Examples of stretching activity: simple stretches, yoga
- Find your balance
Because of the risk of falls and the severe consequences of hip and other fractures, exercises to develop balance are very important for seniors. Taichi in particular has been shown to be helpful in decreasing the risk of falls. In one study it was found that six months of tai chi three times a week improved postural stability and reduced the risk of falling.

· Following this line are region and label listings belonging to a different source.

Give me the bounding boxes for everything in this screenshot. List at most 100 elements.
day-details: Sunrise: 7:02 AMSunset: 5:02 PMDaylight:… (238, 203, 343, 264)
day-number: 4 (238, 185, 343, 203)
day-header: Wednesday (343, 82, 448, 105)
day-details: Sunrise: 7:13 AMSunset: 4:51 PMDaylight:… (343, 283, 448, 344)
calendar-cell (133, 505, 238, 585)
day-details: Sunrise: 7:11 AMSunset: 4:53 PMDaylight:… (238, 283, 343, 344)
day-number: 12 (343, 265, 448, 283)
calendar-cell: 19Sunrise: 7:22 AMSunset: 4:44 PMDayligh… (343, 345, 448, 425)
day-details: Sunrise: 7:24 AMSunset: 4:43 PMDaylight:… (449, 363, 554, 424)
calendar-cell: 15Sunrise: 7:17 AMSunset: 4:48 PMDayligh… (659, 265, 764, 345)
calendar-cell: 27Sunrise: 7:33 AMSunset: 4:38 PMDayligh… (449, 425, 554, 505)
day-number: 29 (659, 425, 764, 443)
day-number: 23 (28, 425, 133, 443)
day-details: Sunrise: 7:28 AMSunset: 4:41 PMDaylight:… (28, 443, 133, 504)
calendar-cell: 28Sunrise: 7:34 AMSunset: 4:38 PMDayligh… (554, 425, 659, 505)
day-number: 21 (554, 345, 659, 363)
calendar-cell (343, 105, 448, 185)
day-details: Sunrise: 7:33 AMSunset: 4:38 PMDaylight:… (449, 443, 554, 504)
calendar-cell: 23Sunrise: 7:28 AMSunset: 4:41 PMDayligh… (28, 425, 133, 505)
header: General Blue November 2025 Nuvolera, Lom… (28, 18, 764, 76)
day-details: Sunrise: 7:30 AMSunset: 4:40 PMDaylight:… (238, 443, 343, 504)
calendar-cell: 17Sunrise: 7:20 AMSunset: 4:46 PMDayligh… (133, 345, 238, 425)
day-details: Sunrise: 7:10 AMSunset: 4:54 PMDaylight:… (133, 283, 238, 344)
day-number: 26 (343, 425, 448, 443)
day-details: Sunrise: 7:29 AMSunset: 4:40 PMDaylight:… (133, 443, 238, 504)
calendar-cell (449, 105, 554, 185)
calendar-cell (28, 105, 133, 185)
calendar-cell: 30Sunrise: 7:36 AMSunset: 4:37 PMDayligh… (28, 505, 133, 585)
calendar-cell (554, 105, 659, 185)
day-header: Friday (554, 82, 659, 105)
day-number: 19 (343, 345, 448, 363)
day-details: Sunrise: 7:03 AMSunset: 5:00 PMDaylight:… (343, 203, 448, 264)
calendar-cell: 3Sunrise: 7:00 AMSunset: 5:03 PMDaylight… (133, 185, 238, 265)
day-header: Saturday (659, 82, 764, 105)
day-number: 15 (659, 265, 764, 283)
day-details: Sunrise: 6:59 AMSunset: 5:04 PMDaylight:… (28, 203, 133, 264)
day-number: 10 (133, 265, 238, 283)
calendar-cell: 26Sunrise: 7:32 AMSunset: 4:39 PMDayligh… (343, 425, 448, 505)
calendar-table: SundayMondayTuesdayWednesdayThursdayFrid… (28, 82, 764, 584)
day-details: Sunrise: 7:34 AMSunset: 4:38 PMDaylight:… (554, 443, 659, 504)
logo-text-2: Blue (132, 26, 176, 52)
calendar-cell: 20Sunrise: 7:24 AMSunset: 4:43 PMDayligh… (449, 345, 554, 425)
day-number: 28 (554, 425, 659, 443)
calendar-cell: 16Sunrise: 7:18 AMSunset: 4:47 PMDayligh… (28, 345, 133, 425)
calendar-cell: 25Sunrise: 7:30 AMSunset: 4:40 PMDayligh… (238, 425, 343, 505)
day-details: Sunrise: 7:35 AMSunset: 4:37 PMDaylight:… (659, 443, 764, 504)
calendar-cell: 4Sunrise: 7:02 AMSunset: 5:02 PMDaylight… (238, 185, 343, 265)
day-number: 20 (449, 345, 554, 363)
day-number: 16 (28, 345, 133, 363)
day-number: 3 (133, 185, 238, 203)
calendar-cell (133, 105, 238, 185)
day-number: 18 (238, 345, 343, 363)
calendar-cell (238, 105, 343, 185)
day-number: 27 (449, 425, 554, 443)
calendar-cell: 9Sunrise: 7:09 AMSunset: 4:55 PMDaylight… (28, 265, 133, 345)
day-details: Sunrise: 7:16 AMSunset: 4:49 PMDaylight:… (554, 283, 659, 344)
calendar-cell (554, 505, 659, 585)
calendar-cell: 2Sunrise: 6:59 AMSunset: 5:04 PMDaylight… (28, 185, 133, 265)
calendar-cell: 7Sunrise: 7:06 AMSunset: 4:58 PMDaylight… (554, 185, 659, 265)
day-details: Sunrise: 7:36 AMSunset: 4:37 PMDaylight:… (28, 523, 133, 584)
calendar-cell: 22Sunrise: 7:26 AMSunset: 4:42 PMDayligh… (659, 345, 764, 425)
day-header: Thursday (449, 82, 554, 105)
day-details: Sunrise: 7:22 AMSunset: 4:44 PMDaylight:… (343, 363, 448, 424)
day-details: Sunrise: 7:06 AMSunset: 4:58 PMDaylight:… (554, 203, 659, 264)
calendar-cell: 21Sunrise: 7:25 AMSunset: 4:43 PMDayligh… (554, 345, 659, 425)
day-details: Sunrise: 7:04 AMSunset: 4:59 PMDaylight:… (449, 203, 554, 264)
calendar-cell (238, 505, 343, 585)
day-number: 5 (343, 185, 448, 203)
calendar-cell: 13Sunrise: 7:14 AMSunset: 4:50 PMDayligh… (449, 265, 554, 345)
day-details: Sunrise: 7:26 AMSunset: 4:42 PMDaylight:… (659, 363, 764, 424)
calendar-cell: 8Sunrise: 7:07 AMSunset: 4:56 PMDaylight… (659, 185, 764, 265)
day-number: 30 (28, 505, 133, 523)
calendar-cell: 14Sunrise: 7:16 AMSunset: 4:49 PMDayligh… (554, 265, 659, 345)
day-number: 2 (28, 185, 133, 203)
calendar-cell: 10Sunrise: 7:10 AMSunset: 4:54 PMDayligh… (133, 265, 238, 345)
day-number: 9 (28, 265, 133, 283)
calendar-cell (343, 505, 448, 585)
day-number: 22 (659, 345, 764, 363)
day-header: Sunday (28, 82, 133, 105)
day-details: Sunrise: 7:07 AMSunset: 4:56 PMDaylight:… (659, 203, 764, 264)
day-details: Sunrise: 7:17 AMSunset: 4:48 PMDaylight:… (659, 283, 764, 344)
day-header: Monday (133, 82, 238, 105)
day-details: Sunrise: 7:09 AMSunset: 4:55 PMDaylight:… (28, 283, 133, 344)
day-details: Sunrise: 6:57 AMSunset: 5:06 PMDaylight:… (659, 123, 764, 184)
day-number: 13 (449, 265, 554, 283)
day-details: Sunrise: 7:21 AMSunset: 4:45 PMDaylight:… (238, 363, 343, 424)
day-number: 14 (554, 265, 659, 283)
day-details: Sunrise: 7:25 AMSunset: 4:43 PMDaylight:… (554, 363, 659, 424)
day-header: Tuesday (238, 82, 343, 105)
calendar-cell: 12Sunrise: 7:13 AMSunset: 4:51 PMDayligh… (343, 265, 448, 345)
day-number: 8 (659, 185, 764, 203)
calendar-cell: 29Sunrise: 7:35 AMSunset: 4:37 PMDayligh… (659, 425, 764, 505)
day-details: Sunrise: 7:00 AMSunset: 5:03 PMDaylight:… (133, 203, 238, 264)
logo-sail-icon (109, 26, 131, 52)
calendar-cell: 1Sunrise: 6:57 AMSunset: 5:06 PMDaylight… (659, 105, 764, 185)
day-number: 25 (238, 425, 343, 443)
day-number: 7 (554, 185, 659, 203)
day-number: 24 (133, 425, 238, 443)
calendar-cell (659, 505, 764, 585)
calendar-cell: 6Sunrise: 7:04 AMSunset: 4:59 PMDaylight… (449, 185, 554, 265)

Examples of balance-building activity: Yoga, pilates and tai chi
Benefits of senior fitness
Apart from linking you up with new social circles and adding to the variety in your life, exercise has been shown to:
- Improve physical appearance due to weight loss
- Extend the life of cells in the body
- Reduce the severity of chronic illness or prevent them from occurring
- Stave off Alzheimer's disease and dementia
- Reduce the rate of hip fractures due to falling
The following are some things you can do to make sure you are exercising safely:
- Always warm up and cool down
- Start slowly and increase the intensity as you get stronger and fitter
- Always breathe naturally and don't hold your breath. Ideally, exhale during muscle exertion; inhale during relaxation
- Use safety equipment, such as helmets, knee and elbow pads if you are doing an activity such as cycling or rollerblading
- Unless you have an existing medical condition that demands otherwise, drink plenty of plain water before, during and after exercise
- When bending forward, do so from the hips, not the waist. Keep your back straight and don't let your back arch. If squatting or lunging ensure you do not propel your knees forward part your toes.